Norma Pimentel: «Ahora hay más disposición para escuchar a los solicitantes de asilo»
Es la monja de los inmigrantes. Su labor en la frontera sur de Estados Unidos para ayudar a las miles personas que llegan a ese país buscando asilo ha sido reconocida por la revista TIME y por el Papa Francisco
Sister Norma es una mujer enraizada en la frontera, acostumbrada a ver sueños que comienzan y otros que mueren. La religiosa de los Misioneros de Jesús coordina desde 2014 el Centro de Refugio Humanitario en la localidad texana de McAllen, hasta donde son conducidas por las autoridades fronterizas las familias vulnerables con menores de 6 años a cargo. Este es el único perfil de inmigrantes que cruzan la frontera de forma ilegal que no es deportado de forma inmediata a México. La Administración Trump aprobó la regulación conocida como Título 42, que permite expulsarlos en caliente amparándose en criterios de salud pública. «Les vino muy bien la pandemia», apunta Pimentel. Según explica, Joe Biden está planeando suspenderla.
La mayoría de estas familias proviene de Centroamérica: El Salvador, Honduras y Guatemala. «Algunos te cuentan sus historias de terror. Huyen de la violencia, de las dificultades. Tienen miedo, porque con 8 años sus hijos pueden ser reclutados por el crimen organizado». Una circunstancia que ahora les puede llegar a proteger. Cuentan con un permiso de residencia en Estados Unidos de 60 días, y mientras pueden viajar y tramitar la solicitud de asilo. «El Gobierno anterior rechazaba un 99 % de las solicitudes que se presentaban. Esto ha cambiado; ahora hay una disposición muy distinta para escuchar sus historias y abrir un proceso legal», dice la monja, nacida en Brownsville, la ciudad más al sur de Texas, e hija de inmigrantes mexicanos.
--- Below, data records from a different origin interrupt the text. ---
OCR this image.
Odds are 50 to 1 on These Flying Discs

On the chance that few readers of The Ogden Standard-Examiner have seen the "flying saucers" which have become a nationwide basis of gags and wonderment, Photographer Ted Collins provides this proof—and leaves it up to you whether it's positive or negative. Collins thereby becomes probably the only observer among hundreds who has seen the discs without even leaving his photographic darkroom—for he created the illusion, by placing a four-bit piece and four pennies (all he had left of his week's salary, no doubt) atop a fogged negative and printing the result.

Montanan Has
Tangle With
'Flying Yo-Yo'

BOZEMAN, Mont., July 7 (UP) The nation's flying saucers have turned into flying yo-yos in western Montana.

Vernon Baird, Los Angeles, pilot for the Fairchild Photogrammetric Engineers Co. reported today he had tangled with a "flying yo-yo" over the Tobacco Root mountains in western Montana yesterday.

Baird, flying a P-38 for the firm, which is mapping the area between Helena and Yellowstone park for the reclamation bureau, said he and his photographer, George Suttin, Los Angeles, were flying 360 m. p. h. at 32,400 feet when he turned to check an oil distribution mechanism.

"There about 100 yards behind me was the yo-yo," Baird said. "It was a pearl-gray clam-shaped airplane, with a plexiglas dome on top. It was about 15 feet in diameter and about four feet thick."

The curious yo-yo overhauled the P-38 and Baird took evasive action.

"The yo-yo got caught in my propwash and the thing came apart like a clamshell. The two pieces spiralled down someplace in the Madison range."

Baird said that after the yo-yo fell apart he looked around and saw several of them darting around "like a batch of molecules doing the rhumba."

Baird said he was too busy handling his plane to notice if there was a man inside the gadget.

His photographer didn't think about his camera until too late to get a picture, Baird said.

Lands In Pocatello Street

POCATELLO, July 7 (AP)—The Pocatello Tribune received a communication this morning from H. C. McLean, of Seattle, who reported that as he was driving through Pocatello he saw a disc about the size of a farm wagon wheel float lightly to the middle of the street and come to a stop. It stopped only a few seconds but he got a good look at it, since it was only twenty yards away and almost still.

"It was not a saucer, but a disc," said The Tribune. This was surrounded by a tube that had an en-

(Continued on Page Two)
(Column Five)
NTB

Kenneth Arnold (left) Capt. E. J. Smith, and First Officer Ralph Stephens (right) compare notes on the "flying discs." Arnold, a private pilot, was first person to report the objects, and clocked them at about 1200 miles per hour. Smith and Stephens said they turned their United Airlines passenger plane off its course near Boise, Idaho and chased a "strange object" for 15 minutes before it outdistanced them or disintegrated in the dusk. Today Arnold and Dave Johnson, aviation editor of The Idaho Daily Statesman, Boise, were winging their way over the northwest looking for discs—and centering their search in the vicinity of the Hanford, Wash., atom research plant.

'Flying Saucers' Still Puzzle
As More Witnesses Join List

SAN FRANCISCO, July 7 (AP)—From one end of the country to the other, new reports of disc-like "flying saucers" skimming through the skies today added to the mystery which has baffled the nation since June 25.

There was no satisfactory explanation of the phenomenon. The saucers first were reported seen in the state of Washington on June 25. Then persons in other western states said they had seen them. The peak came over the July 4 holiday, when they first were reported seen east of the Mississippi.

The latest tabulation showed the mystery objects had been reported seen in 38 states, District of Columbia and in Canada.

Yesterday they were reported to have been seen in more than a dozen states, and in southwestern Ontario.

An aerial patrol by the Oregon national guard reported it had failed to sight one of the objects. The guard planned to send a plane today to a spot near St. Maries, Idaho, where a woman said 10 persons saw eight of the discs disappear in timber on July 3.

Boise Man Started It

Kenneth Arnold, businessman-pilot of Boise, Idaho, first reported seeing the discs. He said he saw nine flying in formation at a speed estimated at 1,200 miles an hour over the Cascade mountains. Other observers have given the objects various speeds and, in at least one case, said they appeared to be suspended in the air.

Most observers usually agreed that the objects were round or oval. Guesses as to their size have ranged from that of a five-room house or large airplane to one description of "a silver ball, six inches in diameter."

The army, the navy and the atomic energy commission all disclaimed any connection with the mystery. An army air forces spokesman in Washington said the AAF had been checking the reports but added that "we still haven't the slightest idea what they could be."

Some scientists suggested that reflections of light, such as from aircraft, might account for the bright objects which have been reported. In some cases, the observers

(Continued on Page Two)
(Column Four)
No obstante, el proceso es muy lento y farragoso. Además, hay mucha desinformación: «Las familias no están al tanto de las políticas de cada momento. Saben que ahora son más receptivos, pero no saben exactamente qué tienen que hacer». Son muchos los que piensan que «por haber puesto un pie en EE. UU. ya está todo». Pero la batalla por conseguir el visado acaba de empezar. Cada poco llaman a su puerta decenas de personas que reflejan en sus rostros un viaje infernal. «Recorren a pie cientos de kilómetros desde que salen de sus casas. Por el camino hacen frente a muchos peligros. Como poco, les roban o los secuestran», detalla. Lo más triste es «ver las condiciones en las que llegan. Llenos de lodo, muy sucios… La mayoría no se han podido duchar en semanas. Tienen hambre y sed. Están muy cansados, pero el miedo les mantiene activos». Por eso la también directora de la Fundación Caridades Católicas del Valle del Río Grande intenta que este lugar sea un remanso de paz. Al menos por unas horas, hasta que retoman el viaje. «Aquí pueden hacer un alto en el camino. Contactamos con sus familiares y hasta que les compran el billete pueden comer algo y recuperarse». Muchos solo se quedan un par de horas, «pero es increíble cómo cambian. Incluso los chiquillos se relajan y empiezan a jugar por el patio», describe. No hay día en el que no se tope con la injusticia que supone haber nacido al otro lado. Sin embargo, nunca hasta ahora se había sentido tan desbordada. «No sabemos qué hacer con los espacios. Tenemos capacidad para 1.200 personas, como mucho para 1.500, pero estamos viendo a 2.000 personas al día. Estamos sobrepasados», explica poco antes de comenzar como una voluntaria más a repartir comida, agua y mantas. Las razones de este aumento son desconocidas, pero para «poder manejar lo mejor posible esta situación» está pidiendo a la guardia fronteriza que derive a los inmigrantes a otros centros de acogida. Su sueño es poder abrir otro. Por eso agradece los reconocimientos públicos, como el de la revista TIME o el Papa: «Son una oportunidad para visibilizar el sufrimiento de estas personas».